Live and enjoy the present. This is not the irresponsibility. Quite the opposite: nothing reap in the future that you have not planted in the present. Yes you
you propose to live fully each present, it will be your future being full. Who is unable to live in the present, can not live the future. Search for fullness in all that you do. Don't be an eternal flight champion. Live intensely every day, offering you that nothing and nobody will worry about, nor will tarnish your joy. If you have a problem or distress you launches its morsels, tell him that, during the day, it will not achieve its, not you're going to ignore. And so every day, but only the day. When they asked Santa Teresita de Jesús how could live so gladly in the midst of so many problems and sufferings, the santa responded simply: "is that I only live a day every day. "And no heroism do not need to live in peace and joy within hours that has the day". Such was the response of San Felipe Neri when asked how it was to be always happy and good humor in the midst of so many dangers and sufferings: "Is that I charge only the weight of the present moment on the shoulders".

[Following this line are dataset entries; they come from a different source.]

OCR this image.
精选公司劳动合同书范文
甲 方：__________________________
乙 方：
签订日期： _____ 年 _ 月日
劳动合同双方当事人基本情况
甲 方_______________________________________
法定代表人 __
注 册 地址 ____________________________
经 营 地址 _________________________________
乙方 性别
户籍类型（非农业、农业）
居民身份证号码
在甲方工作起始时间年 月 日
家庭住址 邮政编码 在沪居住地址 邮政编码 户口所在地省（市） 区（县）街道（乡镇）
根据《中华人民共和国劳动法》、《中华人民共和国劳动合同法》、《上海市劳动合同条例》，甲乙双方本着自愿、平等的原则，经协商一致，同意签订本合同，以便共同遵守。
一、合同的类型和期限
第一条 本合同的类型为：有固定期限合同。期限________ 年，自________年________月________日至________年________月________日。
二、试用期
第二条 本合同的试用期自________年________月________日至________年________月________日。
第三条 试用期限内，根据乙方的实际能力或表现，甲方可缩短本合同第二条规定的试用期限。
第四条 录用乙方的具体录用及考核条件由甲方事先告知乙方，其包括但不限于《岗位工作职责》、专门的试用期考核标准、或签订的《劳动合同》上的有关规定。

The ancient Romans were extremely practical and had two slogans repeated continuously: Carpe diem, which means, takes advantage of or lives the present day and age quod agis, i.e. get well what you have to do, without distracting you on other things...
It is since you get up, live the day in total joy and fullness, a treat for all you'll find on your way. Give them your best smile, a word of encouragement, an affectionate greeting. Live life spilling you over others. Living the present in all your intensity, as it is the only thing you have. He recalls Borges poem:

Moments
If it could live my life again
in the next I would try to make more mistakes.
I would not try to be so perfect,
you relax more.
It would be more foolish than I have;
in fact, it would take few things seriously.
It would be less hygienic.
It would be most at risk,
would make more trips,
implying more sunsets,
would raise more mountains,
Bodysuit more rivers.
I would go to more places where I've never been,
eat more ice cream and less beans,
It would have more real problems and fewer imaginary.
I was one of those people
who lived sensibly and prolifically each minute of your life;
of course, I had moments of joy;
but, if I could go back,
It would have only good moments.
If they don't know it, that life only moments is made, don't miss the now.
I was one of those
that he never went nowhere
without a thermometer,
a hot water bottle,
an umbrella and a parachute.
If you could go back to live,
begin to walk barefoot to early spring and would thus continue to conclude the fall. It would give more laps in Carousel, implying more sunrises and would play with more children.
If I had another life ahead. But, you see, I am 85 years old and I know that I'm dying.